P J O’Rourke is a noted satirist, and self-described social libertarian and constitutional conservative. O’Rourke believes in individual freedom, individual responsibility, and small – if not to say invisible – government. Yet so bizarre was the 2016 US presidential election that O’Rourke ended up endorsing Democratic candidate Hillary Clinton – the poster girl for all the social and economic policies which O’Rourke detests. How did this happen?
That’s the very question O’Rourke sets out to answer in this collection of first thoughts, hurried impressions, and sombre reflections on the state of US politics, the electoral process, and the overthrowing of established norms by an “anti-elite revolt”. O’Rourke is predictably scathing about Bernie Sanders and Hillary Clinton, repeating all the usual conservative tropes about the “impossibility” and “cost” of progressive policies; think Mike Moore on George W Bush, just from a conservative perspective, and you get the idea.
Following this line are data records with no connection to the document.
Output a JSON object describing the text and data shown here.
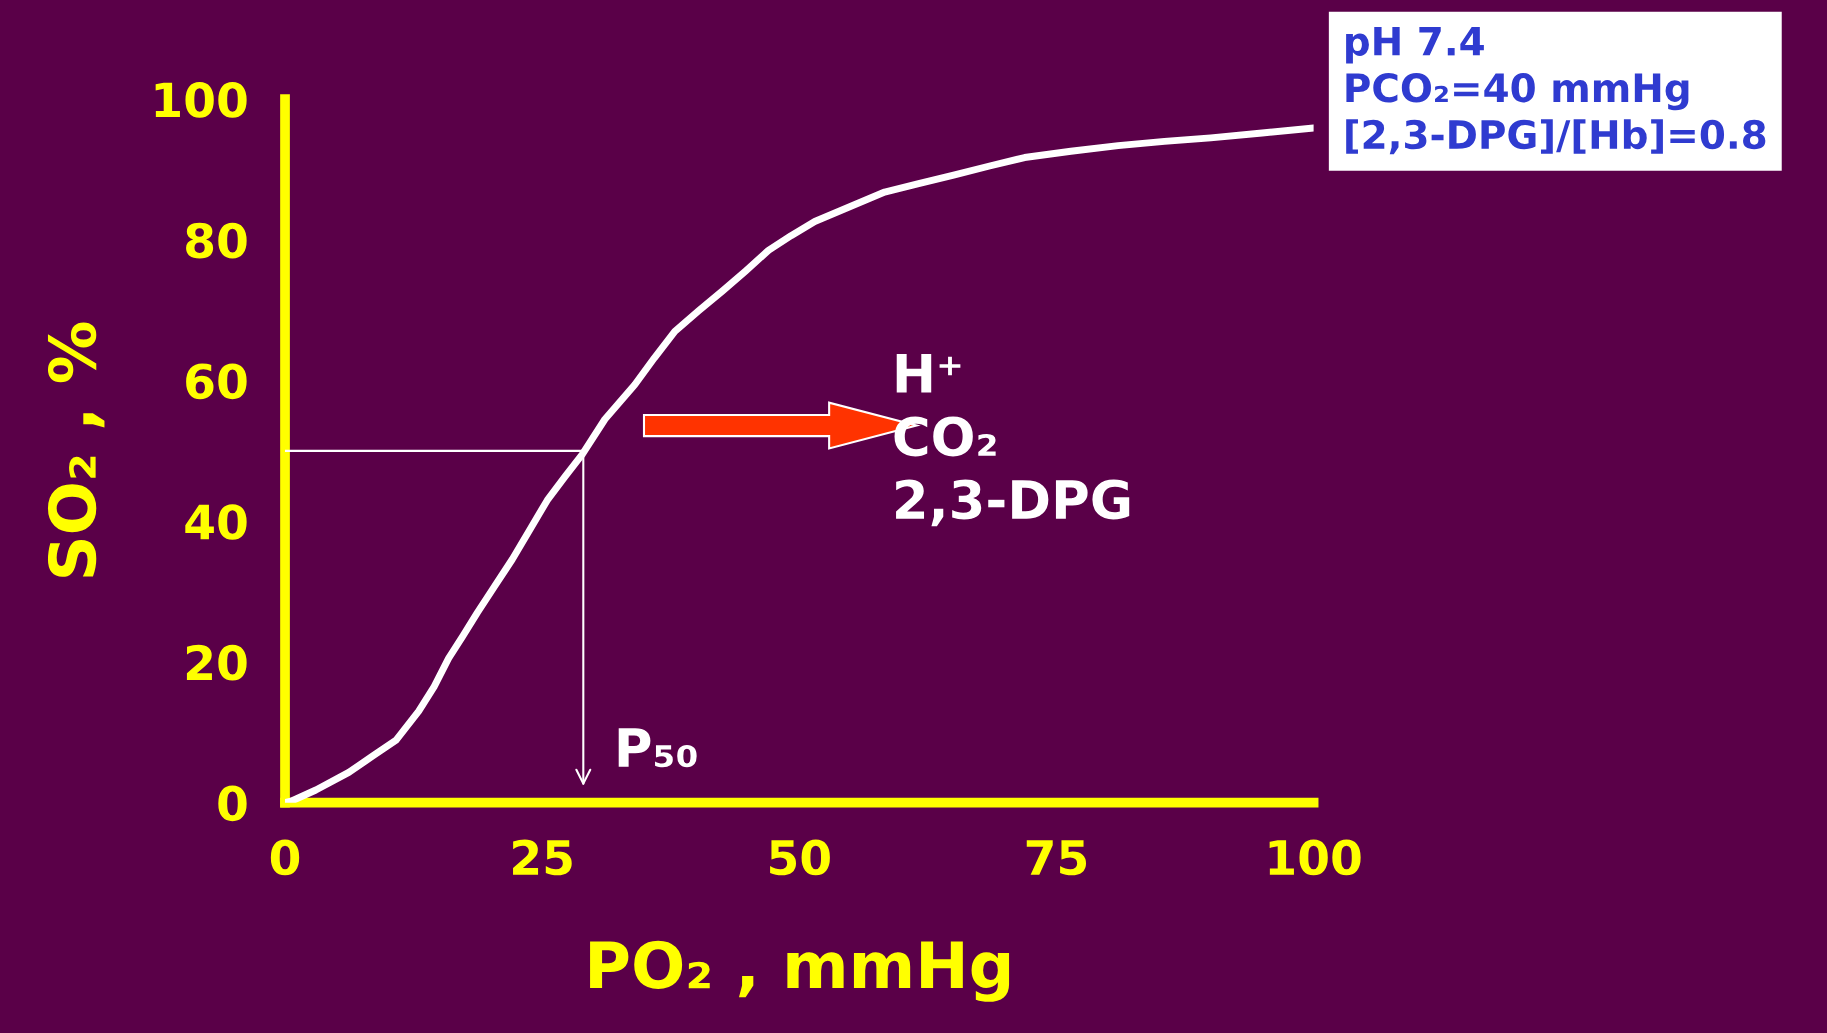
{
  "chart_data": {
    "type": "line",
    "xlabel": "PO₂ , mmHg",
    "ylabel": "SO₂ , %",
    "x": [
      0,
      0.6,
      3,
      6.2,
      8.5,
      10.8,
      13,
      14.5,
      15.9,
      17.3,
      18.7,
      20.4,
      22.1,
      23.8,
      25.5,
      27.2,
      28.9,
      31.1,
      34,
      35.9,
      37.9,
      40.2,
      42.5,
      44.8,
      47,
      49.2,
      51.5,
      54.9,
      58.3,
      61.6,
      65,
      68.5,
      71.9,
      76.4,
      81,
      85.5,
      90,
      95,
      100
    ],
    "series": [
      {
        "color": "#ffffff",
        "values": [
          0,
          0.2,
          1.8,
          4.3,
          6.6,
          8.9,
          13,
          16.5,
          20.5,
          23.7,
          27,
          30.8,
          34.6,
          38.8,
          43,
          46.3,
          49.5,
          54.5,
          59.4,
          63.2,
          67,
          69.9,
          72.7,
          75.6,
          78.5,
          80.6,
          82.6,
          84.7,
          86.8,
          88,
          89.2,
          90.5,
          91.7,
          92.6,
          93.4,
          94,
          94.5,
          95.2,
          95.9
        ]
      }
    ],
    "xlim": [
      0,
      100
    ],
    "xticks": [
      0,
      25,
      50,
      75,
      100
    ],
    "ylim": [
      0,
      100
    ],
    "yticks": [
      0,
      20,
      40,
      60,
      80,
      100
    ],
    "grid": false,
    "legend": false,
    "marker": "none",
    "line_style": "solid",
    "ref_lines": [
      {
        "axis": "y",
        "value": 50,
        "color": "#ffffff"
      }
    ],
    "annotations": [
      {
        "text": "P₅₀",
        "x": 29,
        "y": 50
      },
      "H⁺\nCO₂\n2,3-DPG",
      "pH 7.4\nPCO₂=40 mmHg\n[2,3-DPG]/[Hb]=0.8"
    ]
  }
}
O’Rourke reserves some of his most stinging (and funniest) rebukes for Donald Trump, whom he castigates as a bully and a reality TV fraud (“Trump’s hairstyle makes Kim Jong Un laugh”). But perhaps the most interesting aspects of this book concerns the could-have-beens on both sides: Ben Carson, the undoubted medical genius who somehow turned into a Trumpesque crank; Joe Biden, the decent, well-respected former VP the Democrat party bosses were never going to let win the nomination; John Kasich, the experienced, accomplished politician who might have been a voice of moderation and bi-partisanship.
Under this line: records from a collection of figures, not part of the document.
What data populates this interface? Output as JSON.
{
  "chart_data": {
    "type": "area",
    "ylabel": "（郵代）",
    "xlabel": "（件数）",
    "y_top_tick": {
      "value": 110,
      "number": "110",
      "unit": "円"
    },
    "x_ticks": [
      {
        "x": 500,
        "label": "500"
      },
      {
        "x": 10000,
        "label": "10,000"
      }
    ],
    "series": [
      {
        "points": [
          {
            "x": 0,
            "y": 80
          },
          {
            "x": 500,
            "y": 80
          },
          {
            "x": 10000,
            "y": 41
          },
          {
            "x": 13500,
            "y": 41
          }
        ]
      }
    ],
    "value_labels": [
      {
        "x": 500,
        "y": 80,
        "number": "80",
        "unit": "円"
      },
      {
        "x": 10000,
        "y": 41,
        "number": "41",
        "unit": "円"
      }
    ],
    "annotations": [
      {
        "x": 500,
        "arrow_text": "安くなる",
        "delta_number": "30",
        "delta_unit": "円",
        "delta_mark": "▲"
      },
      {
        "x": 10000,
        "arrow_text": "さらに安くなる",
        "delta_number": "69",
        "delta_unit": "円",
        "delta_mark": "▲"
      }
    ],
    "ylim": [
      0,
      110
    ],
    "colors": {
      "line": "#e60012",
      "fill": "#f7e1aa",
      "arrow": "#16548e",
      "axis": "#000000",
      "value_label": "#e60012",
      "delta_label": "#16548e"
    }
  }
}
At the end of the day, O’Rourke doesn’t really answer his own question, and his despairing laments about the absurdities of US politics are, if nothing else, ironic commentaries on the short-comings of his own libertarian outlook. But whatever else might be said about this tome, O’Rourke gets two things absolutely right: firstly, that Hillary Clinton was entirely to blame for her electoral defeat; and that slapping a 100% tax rate on celebrities of the “famous for being famous” variety (ie: the Kardashians) would be of inestimable value to society. An at times funny and sobering, if not entirely satisfying, read by one of American politics most prominent men of letters.